Алешка засмотрелся в загадочное лицо попа в серебре бороды, но вдруг увидел себя одиноким на лесной дороге и кинулся догонять свою колымагу, прижимая холодный кувшин к груди. Сквозь тоску по отцу в глазах мальчишки все ярче проступала радость встречи с большим и таинственным городом – Москвой, в котором, рассказывали, столько домов, людей и церквей, что нигде на свете нет столько их. «И зачем Семка Дежнёв поплывет по Студеному морю, – думалось ему всю дорогу, – если есть на Руси Москва?..»
На закате подъехали к мосту через реку Верхнюю Ергу. Стрелецкий десятник показал набежавшим мужикам проезжий лист на служивых людей и на кузнеца Виричева с внуком. Грамотный мужик утомительно долго водил бородой по бумаге, потом буркнул что-то своим – и две первые подводы были пропущены через мост. Со всех остальных мужики получили деньги за проезд по мосту.
– Ишь сколь велико набежало! – подивился кто-то из посадских.
– Мостовщину править – не пахать: брагой пахнет! – отозвался ему другой.
Ночевали в полупустой, на редкость нищей деревне.
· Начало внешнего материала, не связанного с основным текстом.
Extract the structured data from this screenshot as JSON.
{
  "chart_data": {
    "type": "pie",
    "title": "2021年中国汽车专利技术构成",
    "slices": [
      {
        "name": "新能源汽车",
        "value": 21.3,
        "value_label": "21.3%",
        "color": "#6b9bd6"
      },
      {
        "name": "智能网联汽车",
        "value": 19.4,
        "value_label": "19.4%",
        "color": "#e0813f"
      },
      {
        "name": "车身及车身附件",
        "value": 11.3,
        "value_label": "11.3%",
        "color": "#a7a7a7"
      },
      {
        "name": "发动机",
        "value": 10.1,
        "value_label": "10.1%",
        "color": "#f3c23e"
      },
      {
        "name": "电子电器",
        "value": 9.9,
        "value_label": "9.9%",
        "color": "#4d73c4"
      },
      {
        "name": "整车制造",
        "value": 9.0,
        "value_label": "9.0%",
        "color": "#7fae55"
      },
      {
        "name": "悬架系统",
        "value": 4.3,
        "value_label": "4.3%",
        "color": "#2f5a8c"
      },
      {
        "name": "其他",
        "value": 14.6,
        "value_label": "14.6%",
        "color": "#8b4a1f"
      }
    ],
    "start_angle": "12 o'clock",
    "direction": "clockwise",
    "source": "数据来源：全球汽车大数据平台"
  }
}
Новый помещик был из худородных, но оказался ухватистым: он самых работящих крестьян постепенно перегнал в свои вотчинные деревни, а царева – поместная – домирала в забросе. Ночью Алешка слышал из риги, где они ночевали с дедом и посадскими, как в деревне трещали жерди заборов. Оттуда в продувную рижную темень долетали хриплые, недобрые голоса – это мужики гуляли на мостовщину.
На другой день, к вечеру, на полпути до Тотьмы встретилась небольшая деревенька. То был проселок перед большим селом, лежавшим в девяти верстах. В большом селе способнее ночевать: многолюдство хоть и родит татей, зато лесные шиши не пойдут с кистенем на многие избы. До темноты времени еще оставалось вволю, и миром порядили не останавливаться в проселке, а ехать дальше, но неожиданно пришлось остановиться.
– Эй, десятник! Промешка в чем? – крикнули с купецких колымаг.
– Чего стали?
– Что за притча
[172]
?
– Не напирай!
Лошади, попарно тащившие обозные колымаги и шедшие понуро, в одном ритме, натыкались на остановившиеся перед ними подводы, пятились, создавая еще большую сутолоку позади, храпели и рвали пеньковые гужи, если их били по мордам.
– Почто не едем? – встревожился Алешка.
Ждан Иваныч не ответил внуку. Он привстал на колени и оцепенело впился черной ручищей в бороду, по-прежнему глядя поверх лошадиных спин.